Case contributed by Ibraheem Mohammad AL-Boany
Diagnosis probable

Presentation

A young patient presented with long-standing epilepsy.

Patient Data

Age: 20 years
Gender: Male

The axial contrast-enhanced CT study shows a relatively well-demarcated cortically-based hypoattenuated lesion involving the lower posterior right frontal lobe, including the right inferior subcentral gyrus, without significant enhancement, mass effect, or calcification. The study also shows features suggestive of corpus callosum agenesis.

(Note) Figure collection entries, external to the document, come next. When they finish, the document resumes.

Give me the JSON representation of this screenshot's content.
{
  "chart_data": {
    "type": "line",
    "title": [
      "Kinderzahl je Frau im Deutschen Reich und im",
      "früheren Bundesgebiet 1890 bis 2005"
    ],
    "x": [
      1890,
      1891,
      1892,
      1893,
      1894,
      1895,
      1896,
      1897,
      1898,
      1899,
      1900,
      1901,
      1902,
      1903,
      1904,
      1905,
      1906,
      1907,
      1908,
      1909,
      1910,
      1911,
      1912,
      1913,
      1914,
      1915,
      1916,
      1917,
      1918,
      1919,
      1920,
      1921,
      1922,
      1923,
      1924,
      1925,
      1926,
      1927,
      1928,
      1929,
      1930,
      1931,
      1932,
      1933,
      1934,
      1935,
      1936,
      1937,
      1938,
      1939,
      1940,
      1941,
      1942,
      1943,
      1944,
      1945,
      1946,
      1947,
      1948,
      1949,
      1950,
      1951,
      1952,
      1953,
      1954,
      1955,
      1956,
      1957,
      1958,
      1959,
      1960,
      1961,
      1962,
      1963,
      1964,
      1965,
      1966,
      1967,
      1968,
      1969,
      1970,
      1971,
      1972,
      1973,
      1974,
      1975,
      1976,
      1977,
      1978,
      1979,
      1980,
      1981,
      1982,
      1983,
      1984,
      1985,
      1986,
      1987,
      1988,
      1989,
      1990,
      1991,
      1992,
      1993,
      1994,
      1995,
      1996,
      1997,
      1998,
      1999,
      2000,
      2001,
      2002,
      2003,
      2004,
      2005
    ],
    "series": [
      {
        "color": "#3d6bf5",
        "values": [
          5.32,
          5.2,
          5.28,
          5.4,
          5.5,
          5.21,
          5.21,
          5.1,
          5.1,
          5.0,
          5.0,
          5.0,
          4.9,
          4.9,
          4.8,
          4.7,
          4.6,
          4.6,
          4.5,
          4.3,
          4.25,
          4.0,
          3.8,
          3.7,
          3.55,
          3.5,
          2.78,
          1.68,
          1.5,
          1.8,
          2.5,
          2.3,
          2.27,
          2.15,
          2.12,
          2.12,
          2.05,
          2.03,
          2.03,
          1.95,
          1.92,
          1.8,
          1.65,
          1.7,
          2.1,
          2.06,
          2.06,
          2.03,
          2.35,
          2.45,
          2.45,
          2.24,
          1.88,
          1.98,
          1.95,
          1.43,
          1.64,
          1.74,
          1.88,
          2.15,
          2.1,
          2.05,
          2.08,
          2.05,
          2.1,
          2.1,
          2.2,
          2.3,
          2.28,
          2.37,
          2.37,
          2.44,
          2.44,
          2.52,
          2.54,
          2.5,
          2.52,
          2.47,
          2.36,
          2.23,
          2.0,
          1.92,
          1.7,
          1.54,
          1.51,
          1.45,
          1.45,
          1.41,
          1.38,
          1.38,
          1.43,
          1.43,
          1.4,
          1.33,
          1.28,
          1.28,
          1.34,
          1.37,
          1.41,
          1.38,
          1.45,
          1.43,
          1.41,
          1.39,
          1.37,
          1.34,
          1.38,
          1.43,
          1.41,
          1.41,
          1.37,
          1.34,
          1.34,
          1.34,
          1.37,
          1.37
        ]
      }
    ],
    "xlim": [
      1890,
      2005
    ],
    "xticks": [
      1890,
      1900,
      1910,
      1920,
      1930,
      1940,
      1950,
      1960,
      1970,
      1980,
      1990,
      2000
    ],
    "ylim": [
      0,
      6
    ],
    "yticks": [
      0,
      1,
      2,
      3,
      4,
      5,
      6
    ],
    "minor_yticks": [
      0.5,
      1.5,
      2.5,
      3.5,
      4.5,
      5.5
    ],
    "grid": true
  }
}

The MRI study shows a well-demarcated cortically-based lesion that appears with a hyperintense signal on T2WI, with a bubbly appearance, and hypointense in T1WI without significant enhancement or mass effect. A thin, hyperintense rim is seen in the FLAIR study. Subtle scalloping of the overlying cranial bone is seen, denoting chronicity. Features of partial agenesis of the corpus callosum (CC) are also noted, manifested by the absence of the body and splenium of the CC, with relative preservation of the genu and rostrum. The lateral ventricles show a typical "racing car" appearance on the axial plane.

Case Discussion

The differential diagnosis in this particular case is between DNET and a low-grade glioma. The imaging characteristics and presentation of the patient align more favourably with the former.

Dysembryoplastic neuroepithelial tumor (DNET) is a unique type of low-grade glioneuronal tumor, usually presenting with childhood or adolescent epilepsy refractory to medical treatment. DNETs are slow-growing tumors arising from the cerebral cortex, usually involving an entire gyrus or a wedge-shaped part of a cerebral lobe. Pathologically, typical DNETs comprise the tumor core surrounded by the rim of dysplastic cortex; this rim of dysplastic cortex is regarded as highly epileptogenic. Complete resection of the tumor is crucial for seizure control. DNET appears on CT as a low-attenuating cortically-based mass with extension into the subcortical area. MRI is the imaging modality of choice for diagnosing DNET. It usually demonstrates a bubbly appearance with low signal intensity on T1W images and high signal on T2W images and FLAIR, without noticeable enhancement. Poor enhancement is a common feature that distinguishes DNET from gangliogliomas, which usually show intense enhancement.

Dysgenesis of the corpus callosum represents an in-utero developmental anomaly characterized by incomplete corpus callosum development. It is associated with many other CNS anomalies, including Chiari II malformation, Dandy-Walker spectrum, and grey matter heterotopia. However, no clearly proven association between this anomaly and DNET exists.